Psychologists have played a leading role in the development of the burgeoning field of family caregiver research since the 1970s. That research has focused on two prime areas:
- Assessing the psychological and physical health consequences to family members of short- and long-term caregiving with loved ones with different illnesses and disabilities (e.g., Alzheimer’s dementia, breast cancer, developmental disabilities). Such research also often pays attention to the roles caregivers play in families of different configurations (e.g., spousal caregiving, caregiving in grandparent-run households ) within myriad cultural and community contexts (e.g., Latino caregiving, rural caregiving).
- Devising relevant, accessible, cost-efficient interventions to help family members better cope with the rigors of caregiving under a wide range of circumstances (e.g., aging parents with early-stage dementia, adolescents with autism spectrum disorders, end-of-life care)

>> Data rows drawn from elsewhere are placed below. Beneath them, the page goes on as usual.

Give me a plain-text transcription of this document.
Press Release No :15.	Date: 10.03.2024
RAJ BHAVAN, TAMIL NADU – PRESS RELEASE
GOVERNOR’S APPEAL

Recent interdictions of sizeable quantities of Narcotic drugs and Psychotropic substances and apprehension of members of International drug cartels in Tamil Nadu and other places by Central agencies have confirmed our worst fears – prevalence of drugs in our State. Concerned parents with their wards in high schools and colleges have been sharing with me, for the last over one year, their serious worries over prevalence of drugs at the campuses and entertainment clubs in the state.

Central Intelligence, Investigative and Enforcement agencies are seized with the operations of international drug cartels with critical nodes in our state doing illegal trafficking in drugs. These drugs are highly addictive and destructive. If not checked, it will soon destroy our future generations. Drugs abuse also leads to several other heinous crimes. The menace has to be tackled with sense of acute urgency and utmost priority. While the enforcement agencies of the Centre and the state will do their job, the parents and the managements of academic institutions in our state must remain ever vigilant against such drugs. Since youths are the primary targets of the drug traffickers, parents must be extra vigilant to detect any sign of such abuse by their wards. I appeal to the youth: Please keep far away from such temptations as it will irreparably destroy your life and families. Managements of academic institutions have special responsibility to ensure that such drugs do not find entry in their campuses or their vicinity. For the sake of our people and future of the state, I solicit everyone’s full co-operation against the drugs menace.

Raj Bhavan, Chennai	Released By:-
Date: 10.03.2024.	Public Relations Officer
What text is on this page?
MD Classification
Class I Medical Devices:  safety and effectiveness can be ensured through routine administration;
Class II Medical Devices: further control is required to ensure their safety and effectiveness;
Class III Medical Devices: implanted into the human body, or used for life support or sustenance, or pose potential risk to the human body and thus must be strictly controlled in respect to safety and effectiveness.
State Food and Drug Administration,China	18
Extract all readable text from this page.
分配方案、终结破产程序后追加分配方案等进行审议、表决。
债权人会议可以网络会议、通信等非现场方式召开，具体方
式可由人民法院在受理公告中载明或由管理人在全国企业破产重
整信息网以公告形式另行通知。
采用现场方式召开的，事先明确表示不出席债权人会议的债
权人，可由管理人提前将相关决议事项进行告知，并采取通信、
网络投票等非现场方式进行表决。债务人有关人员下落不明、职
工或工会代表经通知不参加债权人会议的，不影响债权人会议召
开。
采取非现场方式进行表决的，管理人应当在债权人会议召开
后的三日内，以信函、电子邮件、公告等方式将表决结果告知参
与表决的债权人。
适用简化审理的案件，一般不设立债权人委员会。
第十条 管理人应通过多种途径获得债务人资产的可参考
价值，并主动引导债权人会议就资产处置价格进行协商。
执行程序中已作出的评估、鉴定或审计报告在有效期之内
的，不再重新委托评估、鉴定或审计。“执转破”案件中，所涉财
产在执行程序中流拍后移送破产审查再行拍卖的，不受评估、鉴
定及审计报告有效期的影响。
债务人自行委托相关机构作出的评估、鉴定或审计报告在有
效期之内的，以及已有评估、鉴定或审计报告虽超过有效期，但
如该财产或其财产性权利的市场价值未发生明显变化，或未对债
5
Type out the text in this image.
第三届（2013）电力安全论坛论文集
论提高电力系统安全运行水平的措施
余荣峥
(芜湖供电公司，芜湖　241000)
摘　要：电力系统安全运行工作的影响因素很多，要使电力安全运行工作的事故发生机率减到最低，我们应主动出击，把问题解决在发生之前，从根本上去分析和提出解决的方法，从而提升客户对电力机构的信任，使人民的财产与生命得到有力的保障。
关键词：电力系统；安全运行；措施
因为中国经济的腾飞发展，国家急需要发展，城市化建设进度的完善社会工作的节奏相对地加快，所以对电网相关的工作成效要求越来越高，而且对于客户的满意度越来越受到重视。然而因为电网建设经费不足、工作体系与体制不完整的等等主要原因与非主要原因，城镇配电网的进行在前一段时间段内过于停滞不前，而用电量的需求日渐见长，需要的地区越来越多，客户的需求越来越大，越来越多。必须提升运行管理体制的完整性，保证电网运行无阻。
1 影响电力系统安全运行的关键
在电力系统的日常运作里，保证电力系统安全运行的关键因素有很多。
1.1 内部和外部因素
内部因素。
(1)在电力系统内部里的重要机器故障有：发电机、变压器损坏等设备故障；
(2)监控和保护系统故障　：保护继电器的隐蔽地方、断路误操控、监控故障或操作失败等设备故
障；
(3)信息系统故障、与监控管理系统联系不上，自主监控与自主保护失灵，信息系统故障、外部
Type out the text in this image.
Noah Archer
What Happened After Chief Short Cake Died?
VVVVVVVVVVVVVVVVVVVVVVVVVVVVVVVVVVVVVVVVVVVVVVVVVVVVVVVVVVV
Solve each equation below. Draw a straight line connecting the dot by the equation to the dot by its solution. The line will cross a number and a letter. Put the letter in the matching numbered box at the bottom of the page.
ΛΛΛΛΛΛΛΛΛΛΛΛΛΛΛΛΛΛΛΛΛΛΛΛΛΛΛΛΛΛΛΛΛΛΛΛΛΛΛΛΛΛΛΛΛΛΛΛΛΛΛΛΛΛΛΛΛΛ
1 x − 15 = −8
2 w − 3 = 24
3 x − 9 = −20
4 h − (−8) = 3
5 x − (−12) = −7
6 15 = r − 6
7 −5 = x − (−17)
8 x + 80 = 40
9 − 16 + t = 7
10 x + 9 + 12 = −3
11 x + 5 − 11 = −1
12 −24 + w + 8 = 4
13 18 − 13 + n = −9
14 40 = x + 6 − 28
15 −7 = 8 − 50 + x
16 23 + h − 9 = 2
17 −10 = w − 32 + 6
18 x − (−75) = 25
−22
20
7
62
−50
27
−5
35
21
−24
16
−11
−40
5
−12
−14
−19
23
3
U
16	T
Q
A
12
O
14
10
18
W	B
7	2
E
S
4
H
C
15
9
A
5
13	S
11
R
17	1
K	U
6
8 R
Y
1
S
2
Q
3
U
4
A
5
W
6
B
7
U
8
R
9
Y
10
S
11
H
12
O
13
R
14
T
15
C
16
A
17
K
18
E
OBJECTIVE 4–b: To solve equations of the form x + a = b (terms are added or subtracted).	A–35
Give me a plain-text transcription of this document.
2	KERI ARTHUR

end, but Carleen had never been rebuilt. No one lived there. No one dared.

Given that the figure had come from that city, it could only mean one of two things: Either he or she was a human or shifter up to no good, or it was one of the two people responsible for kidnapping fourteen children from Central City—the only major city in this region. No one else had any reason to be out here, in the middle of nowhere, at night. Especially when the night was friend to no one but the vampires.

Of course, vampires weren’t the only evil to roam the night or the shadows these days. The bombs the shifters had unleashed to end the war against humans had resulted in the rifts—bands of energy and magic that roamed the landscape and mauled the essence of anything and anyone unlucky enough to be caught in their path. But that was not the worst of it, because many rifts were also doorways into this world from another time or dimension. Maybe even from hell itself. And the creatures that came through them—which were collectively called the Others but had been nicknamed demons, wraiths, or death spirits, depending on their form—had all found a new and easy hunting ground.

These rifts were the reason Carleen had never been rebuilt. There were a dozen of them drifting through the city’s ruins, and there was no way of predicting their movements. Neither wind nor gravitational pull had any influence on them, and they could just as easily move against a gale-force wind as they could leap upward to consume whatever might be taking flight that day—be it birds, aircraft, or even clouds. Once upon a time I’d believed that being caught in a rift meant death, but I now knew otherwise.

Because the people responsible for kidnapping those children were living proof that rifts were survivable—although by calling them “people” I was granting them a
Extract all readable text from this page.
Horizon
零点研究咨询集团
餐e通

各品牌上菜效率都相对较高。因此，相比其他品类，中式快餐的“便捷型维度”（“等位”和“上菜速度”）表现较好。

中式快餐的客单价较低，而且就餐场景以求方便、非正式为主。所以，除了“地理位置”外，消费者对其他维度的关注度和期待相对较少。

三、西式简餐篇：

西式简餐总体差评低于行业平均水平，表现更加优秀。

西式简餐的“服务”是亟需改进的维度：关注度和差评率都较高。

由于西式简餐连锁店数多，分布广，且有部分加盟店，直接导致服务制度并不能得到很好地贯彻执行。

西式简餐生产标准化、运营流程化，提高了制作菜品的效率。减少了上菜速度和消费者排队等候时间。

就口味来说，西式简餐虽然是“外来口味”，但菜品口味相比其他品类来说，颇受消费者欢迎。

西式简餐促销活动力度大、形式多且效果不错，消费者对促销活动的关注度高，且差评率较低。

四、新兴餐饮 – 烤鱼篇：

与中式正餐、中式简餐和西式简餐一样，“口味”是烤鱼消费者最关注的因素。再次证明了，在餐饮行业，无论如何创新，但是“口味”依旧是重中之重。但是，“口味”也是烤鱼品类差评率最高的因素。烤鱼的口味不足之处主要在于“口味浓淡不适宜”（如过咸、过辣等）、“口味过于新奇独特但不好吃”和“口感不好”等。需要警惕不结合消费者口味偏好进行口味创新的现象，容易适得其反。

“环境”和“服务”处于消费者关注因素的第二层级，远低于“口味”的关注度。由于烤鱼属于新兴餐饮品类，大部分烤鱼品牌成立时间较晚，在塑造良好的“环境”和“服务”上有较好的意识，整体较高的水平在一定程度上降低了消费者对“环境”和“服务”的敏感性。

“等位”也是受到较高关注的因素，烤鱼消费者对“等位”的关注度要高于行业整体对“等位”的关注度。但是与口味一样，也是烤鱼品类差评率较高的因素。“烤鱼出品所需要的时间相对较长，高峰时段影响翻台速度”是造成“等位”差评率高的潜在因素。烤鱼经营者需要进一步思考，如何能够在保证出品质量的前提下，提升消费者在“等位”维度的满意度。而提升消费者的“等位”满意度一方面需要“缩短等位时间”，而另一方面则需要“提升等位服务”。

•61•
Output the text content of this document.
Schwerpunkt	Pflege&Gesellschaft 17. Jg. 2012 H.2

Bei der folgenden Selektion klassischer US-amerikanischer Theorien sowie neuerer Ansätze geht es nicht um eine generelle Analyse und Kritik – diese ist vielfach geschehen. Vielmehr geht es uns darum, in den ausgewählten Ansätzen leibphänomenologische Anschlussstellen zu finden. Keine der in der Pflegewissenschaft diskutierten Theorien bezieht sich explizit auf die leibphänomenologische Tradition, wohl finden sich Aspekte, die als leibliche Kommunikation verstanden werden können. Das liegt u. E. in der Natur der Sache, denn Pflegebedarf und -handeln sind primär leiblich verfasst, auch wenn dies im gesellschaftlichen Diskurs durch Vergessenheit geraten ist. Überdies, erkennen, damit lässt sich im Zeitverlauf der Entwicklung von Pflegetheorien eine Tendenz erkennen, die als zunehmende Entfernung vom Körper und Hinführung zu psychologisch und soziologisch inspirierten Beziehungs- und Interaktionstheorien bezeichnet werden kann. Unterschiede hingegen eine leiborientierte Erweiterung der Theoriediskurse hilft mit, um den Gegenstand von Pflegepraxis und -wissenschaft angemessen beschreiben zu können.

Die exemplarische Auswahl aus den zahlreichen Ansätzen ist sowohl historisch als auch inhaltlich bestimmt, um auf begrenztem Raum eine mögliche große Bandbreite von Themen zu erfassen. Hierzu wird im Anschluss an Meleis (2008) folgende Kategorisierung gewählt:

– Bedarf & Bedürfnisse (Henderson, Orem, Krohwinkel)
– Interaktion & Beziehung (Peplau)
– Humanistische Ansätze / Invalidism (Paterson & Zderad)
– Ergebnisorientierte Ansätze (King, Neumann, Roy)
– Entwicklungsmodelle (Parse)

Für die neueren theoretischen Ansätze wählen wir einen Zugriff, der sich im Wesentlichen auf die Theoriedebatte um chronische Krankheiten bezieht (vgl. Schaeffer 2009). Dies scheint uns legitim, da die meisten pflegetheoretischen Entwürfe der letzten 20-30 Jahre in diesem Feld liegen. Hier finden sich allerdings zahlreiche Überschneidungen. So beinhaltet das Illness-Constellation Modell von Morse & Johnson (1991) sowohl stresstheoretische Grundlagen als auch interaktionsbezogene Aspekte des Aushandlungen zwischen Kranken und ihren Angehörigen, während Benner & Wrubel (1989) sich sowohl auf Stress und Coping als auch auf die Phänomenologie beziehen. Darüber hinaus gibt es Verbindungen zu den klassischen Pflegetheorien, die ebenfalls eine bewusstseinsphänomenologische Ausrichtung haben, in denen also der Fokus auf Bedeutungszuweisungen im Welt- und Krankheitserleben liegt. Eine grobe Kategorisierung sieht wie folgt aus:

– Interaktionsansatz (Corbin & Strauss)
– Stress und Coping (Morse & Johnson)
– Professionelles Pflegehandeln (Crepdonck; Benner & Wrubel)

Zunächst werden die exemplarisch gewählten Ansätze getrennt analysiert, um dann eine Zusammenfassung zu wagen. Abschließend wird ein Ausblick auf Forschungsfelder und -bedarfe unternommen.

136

This psychological research occurs under many different auspices. Many researchers in this field receive grants from governmental agencies to assess the efficacy of specific caregiver interventions with particular sub-populations. Others depend on monies from disease-specific organizations and advocacy groups interested in improving clinical outcomes for specific patient groups through enhanced family support. Yet others have received grants from family caregiver support organizations and private foundations (e.g., Langeloth Foundation) for which improving family caregiver wellness more generally is a key objective of their missions.
Psychologists publish the results of their studies in peer-reviewed journals intended for psychologists, other healthcare professionals, administrators and policy-makers. They also make their results available in comprehensible language directly to family caregivers themselves through articles in such media outlets as caregiver websites, caregiver magazines, and the general press.